Is it possible for a remote function to directly update a class object that was instantiated in main()?
#@ray.remote #works without remote
def func_1(obj,key): #obj is an class obj
o = ray.get(obj)
o[key].doSomething(key) #Why does this not update the original class obj created in main()?
return o[key]
class E(object):
def init(self):
self.name = ""
return
def doSomething(self,name):
self.name=name
return
def getName(self):
return self.name
def main():
objs = {}
future = []
for i in range(5):
key = str(i)
obj = E()
objs[str(i)] = obj
o = ray.put(objs)
for key in objs.keys():
#future.append(func_1.remote(o,key))
future.append(func_1(o,key)) #works without remote
obj2 = ray.get(future)
return
When you pass an object reference created by ray.put to other tasks, ray.get is implicitly called.
a = ray.put(np.zeros(10000))
@ray.remote
def f(a):
# In this case, a is not the object reference, but the original object.

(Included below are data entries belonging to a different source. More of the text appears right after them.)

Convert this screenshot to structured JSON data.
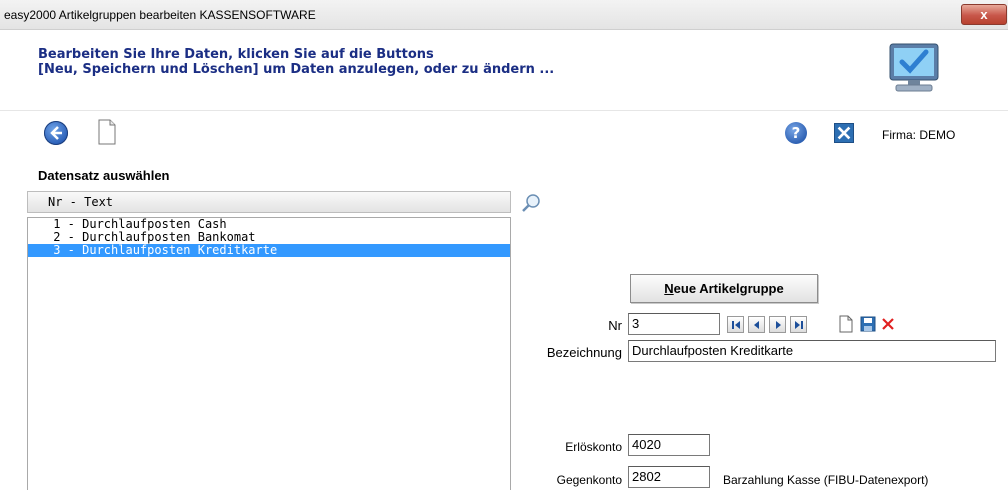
{
  "window": {
    "title": "easy2000 Artikelgruppen bearbeiten KASSENSOFTWARE",
    "close_label": "x"
  },
  "header": {
    "instruction_line1": "Bearbeiten Sie Ihre Daten, klicken Sie auf die Buttons",
    "instruction_line2": "[Neu, Speichern und Löschen] um Daten anzulegen, oder zu ändern ..."
  },
  "toolbar": {
    "help_label": "?",
    "firma_label": "Firma:",
    "firma_value": "DEMO"
  },
  "list": {
    "section_title": "Datensatz auswählen",
    "header": "Nr  - Text",
    "items": [
      {
        "text": " 1 - Durchlaufposten Cash",
        "selected": false
      },
      {
        "text": " 2 - Durchlaufposten Bankomat",
        "selected": false
      },
      {
        "text": " 3 - Durchlaufposten Kreditkarte",
        "selected": true
      }
    ]
  },
  "form": {
    "new_button_underlined": "N",
    "new_button_rest": "eue Artikelgruppe",
    "nr_label": "Nr",
    "nr_value": "3",
    "bezeichnung_label": "Bezeichnung",
    "bezeichnung_value": "Durchlaufposten Kreditkarte",
    "erloeskonto_label": "Erlöskonto",
    "erloeskonto_value": "4020",
    "gegenkonto_label": "Gegenkonto",
    "gegenkonto_value": "2802",
    "gegenkonto_hint": "Barzahlung Kasse (FIBU-Datenexport)"
  },
  "colors": {
    "instruction_text": "#1b2e84",
    "selection": "#3399ff",
    "delete_red": "#e02020",
    "save_blue": "#2d6fb3"
  },
  "icons": {
    "back": "back-arrow-icon",
    "new_document": "document-icon",
    "help": "help-icon",
    "exit": "exit-icon",
    "search": "search-icon",
    "first": "first-record-icon",
    "prev": "previous-record-icon",
    "next": "next-record-icon",
    "last": "last-record-icon",
    "new_record": "new-record-icon",
    "save": "save-icon",
    "delete": "delete-icon",
    "monitor": "monitor-check-icon"
  }
}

# Ray implicitly call ray.get(a)
return a
f.remote(a)
To help you understand, you can just add print(type(obj)) in your remote method. This will be the original object, not a reference. Simply put, if the object reference is passed as an argument to other tasks or actors, ray.get is implicitly called. So in your example, ray.get(obj) is already called behind the scene and passed as an argument obj instead of directly passing object reference to the remote task.